- Fazelabad Location within Iran
- Coordinates: 36°53′54″N 54°45′03″E﻿ / ﻿36.89833°N 54.75083°E
- Country: Iran
- Province: Golestan
- County: Aliabad-e Katul
- District: Kamalan
- Established as a city: 2001

Population (2016)
- • Total: 19,461
- Time zone: UTC+3:30 (IRST)

= Fazelabad, Golestan =

City in Golestan province, Iran

Fazelabad (فاضل آباد) (Note: Also romanized as Fāẕelābād; formerly Feyzabad (فِيز آباد), also romanized as Feyzābād) is a city in, and the capital of, Kamalan District in Aliabad-e Katul County, (Note: Formerly Aliabad County) Golestan province, Iran.

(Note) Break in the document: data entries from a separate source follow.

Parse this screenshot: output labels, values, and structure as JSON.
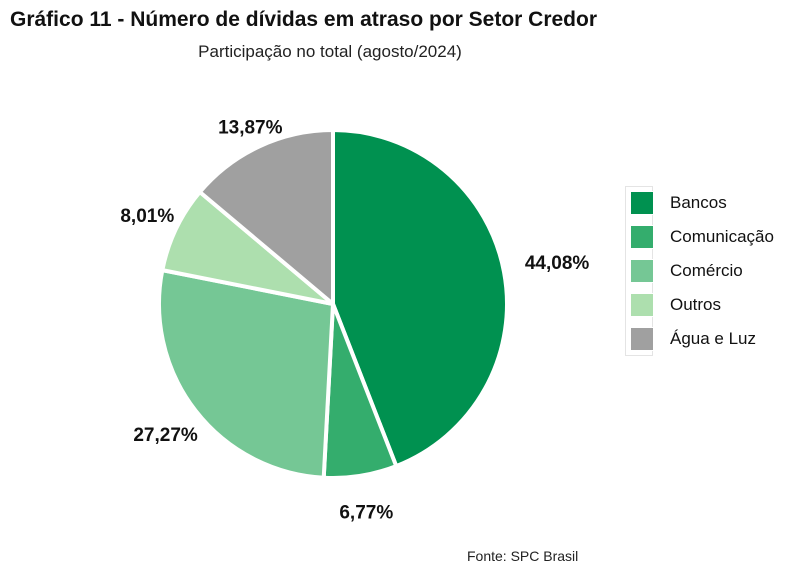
{
  "chart_data": {
    "type": "pie",
    "title": "Gráfico 11 - Número de dívidas em atraso por Setor Credor",
    "subtitle": "Participação no total (agosto/2024)",
    "categories": [
      "Bancos",
      "Comunicação",
      "Comércio",
      "Outros",
      "Água e Luz"
    ],
    "values": [
      44.08,
      6.77,
      27.27,
      8.01,
      13.87
    ],
    "labels": [
      "44,08%",
      "6,77%",
      "27,27%",
      "8,01%",
      "13,87%"
    ],
    "colors": [
      "#009150",
      "#34ad6d",
      "#75c795",
      "#addfae",
      "#a0a0a0"
    ],
    "legend_position": "right",
    "source": "Fonte: SPC Brasil"
  }
}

It also serves as the administrative center for Estarabad Rural District. The village of Fazelabad was converted to a city in 2001.

==Demographics==
===Language===
The people of Fazelabad speak a dialect of Mazandarani language called Katuli.

===Population===
At the time of the 2006 National Census, the city's population was 13,060 in 3,154 households. The following census in 2011 counted 14,548 people in 4,084 households. The 2016 census measured the population of the city as 19,461 people in 5,869 households.